Me acuerdo de que avisaron que si pisabas en el centro del suelo te podías caer, al oír eso por primera vez me asusté, pero ahora deseo hacerlo.
¡Elena Monzón! Me acerco con los mismos nervios de antaño, y me coloco en el centro del teatro, una sensación de hundimiento aparece, mi cuerpo empieza a cambiar, las arrugas desaparecen, los granos vuelven a invadir mi cara, conmocionada descubro que estoy viajando en el tiempo, los minutos están congelados para los demás pero yo estoy cayendo…
Abro los ojos, estoy sentada junto a mis compañeros, todavía somos jóvenes y nuestro futuro sigue siendo incierto miro a la izquierda y veo a mi padre, que está orgulloso de mí, yo también lo estoy, nunca pensé que mi relato saldría en un libro. ¡Elena Monzón!, con las piernas temblando, me deleito todo lo que puedo con este ambiente de felicidad porque sé que es efímero, tengo que volver al presente, me dirijo hacia el centro de la sala, y algo tira de mí hacia delante, mi cuerpo cambia de nuevo, el tiempo se congela…

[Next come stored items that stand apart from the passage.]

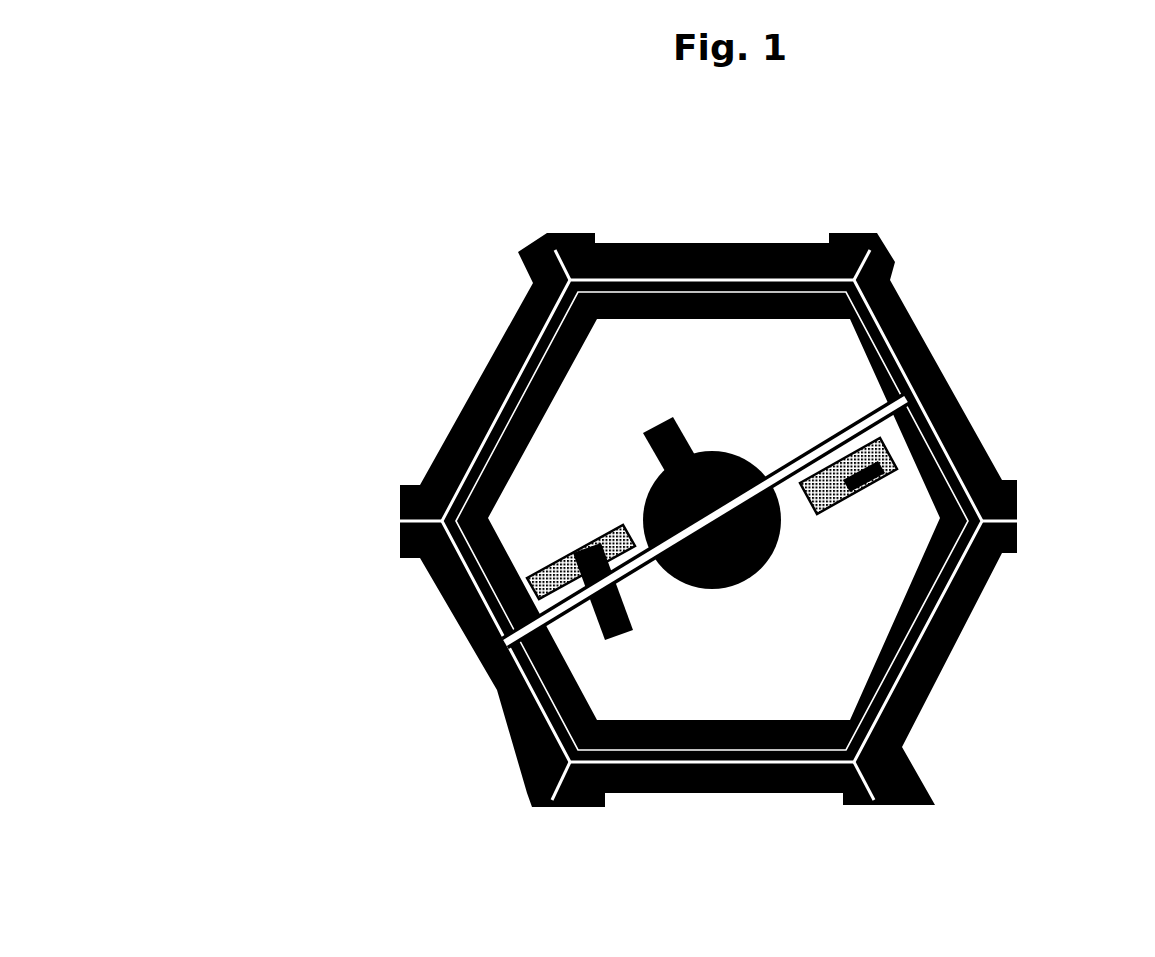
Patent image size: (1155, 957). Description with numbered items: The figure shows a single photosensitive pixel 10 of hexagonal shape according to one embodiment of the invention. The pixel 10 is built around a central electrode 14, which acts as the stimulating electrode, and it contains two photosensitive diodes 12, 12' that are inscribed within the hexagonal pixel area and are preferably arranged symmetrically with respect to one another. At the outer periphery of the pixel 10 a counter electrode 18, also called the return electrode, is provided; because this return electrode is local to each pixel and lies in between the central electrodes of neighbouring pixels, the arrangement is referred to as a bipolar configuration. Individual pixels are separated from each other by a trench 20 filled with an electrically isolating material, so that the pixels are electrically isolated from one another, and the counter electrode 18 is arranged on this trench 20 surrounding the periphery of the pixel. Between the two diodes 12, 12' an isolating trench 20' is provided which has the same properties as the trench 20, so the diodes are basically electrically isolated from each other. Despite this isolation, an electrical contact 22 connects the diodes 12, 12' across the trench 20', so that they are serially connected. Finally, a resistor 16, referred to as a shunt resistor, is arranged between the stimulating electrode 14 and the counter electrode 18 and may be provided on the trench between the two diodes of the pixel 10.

The photosensitive pixel 10 is at (408, 606).
The photosensitive diode 12 is at (747, 504).
The photosensitive diode 12' is at (723, 771).
The central electrode 14 is at (697, 490).
The resistor 16 is at (847, 427).
The counter electrode 18 is at (445, 463).
The trench 20 is at (510, 338).
The isolating trench 20' is at (828, 550).
The electrical contact 22 is at (600, 590).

Cojo el libro y al sentarme, la persona que está al lado mío me dice !Ojalá pudiera viajar al pasado!. Tan solo tienes que cruzar el centro de la sala, murmuro con misterio.
«Mi pequeño duende» de Jon García-Valdecasas Vispe
– Tenemos un don, todos lo tenemos, yo lo tengo, tú lo tienes, cada ser que puede verlo, lo posee.
– ¿Ver el qué?
– Verlo a él.
– ¿Qué busca?
– Busca a gente diferente.
– ¿Dónde está?
– Se esconde. Está donde crees que no está. Es un reflejo, una maravilla, un misterio, un terror, una broma. Él lo es todo.
– ¿Es algo mágico?
– Es lo que crees que ves. Es literatura.

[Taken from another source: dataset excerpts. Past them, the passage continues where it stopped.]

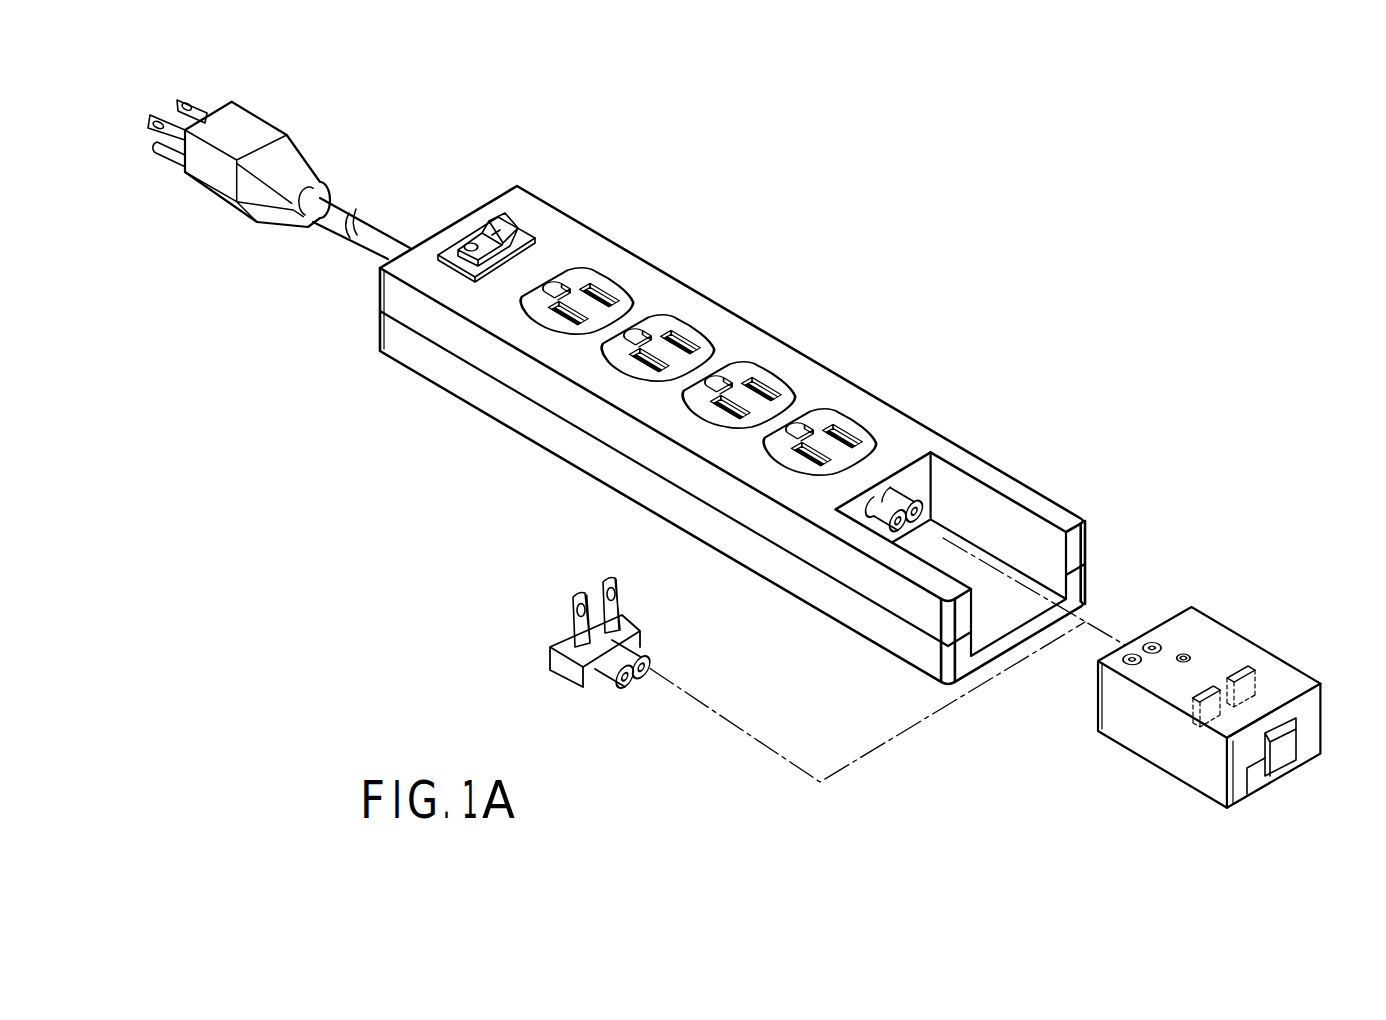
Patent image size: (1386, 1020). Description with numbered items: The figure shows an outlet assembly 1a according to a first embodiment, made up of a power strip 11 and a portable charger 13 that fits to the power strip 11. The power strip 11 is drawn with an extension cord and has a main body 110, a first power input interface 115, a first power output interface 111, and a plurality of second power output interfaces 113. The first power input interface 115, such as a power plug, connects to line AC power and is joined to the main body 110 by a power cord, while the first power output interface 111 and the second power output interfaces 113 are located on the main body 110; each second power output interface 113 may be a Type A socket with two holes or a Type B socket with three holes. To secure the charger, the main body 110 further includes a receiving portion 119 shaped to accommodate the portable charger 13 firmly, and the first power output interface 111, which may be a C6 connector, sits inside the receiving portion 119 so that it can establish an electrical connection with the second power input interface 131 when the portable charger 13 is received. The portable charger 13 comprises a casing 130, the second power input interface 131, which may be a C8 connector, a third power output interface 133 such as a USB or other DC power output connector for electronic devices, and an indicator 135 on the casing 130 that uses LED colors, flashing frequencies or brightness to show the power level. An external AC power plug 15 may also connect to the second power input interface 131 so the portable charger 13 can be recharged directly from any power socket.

The outlet assembly 1a is at (1178, 242).
The power strip 11 is at (989, 471).
The main body 110 is at (805, 360).
The first power output interface 111 is at (904, 497).
The second power output interfaces 113 is at (667, 327).
The first power input interface 115 is at (287, 156).
The receiving portion 119 is at (1030, 535).
The portable charger 13 is at (1220, 642).
The casing 130 is at (1321, 711).
The second power input interface 131 is at (1143, 637).
The third power output interface 133 is at (1247, 660).
The indicator 135 is at (1183, 652).
The external AC power plug 15 is at (555, 644).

«Los caracoles sí saben leer» de Marta Ramos Gómez
«Los caracoles no saben leer» ¿Quién dice qué los caracoles no saben leer? La gente. ¿Quién si no? Pero los caracoles no son gente, ellos saben muy bien que sí saben leer, pero leer entre líneas, y también escribir. Además son muy atentos, pues poseen unas grandes antenas con las que observan y llevan su mundo a cuestas. Siempre van con su bella e intrigante lentitud por la calle, con su tamaño de hormiga y siempre pasando desapercibidos, y a vista de la simple gente, los caracoles siguen sin saber leer, y solo son animales raros que estorban. Pues está es la historia de 105 caracoles, todos diferentes pero con algo en común, el gusto por la escritura. Estos 105 caracoles eran algo distintos en su vida como animales, pues se fijaban en absolutamente todo, y los demás, la gente, simplemente sentía que eran animales raros pululando por las calles. Cada uno de estos 105 caracoles vivía con sus historias, hijos, hermanos… Y un día, por alguna extraña razón, decidieron entrar en una escuela caracoliana que ignorase las cosas serias, y tras varios cursos, o solo uno, dependiendo de cada caracol, pudieron publicar un texto en un libro, porque sí, la escuela era de caracoles que escribían, y sí, sí sabían leer, leer entre líneas, porque esos caracoles… Esos caracoles literarios distintos a ojos de la gente somos nosotros. Caracoles, pero caracoles con su casa e historias a cuestas, y, también, con un sueño cumplido.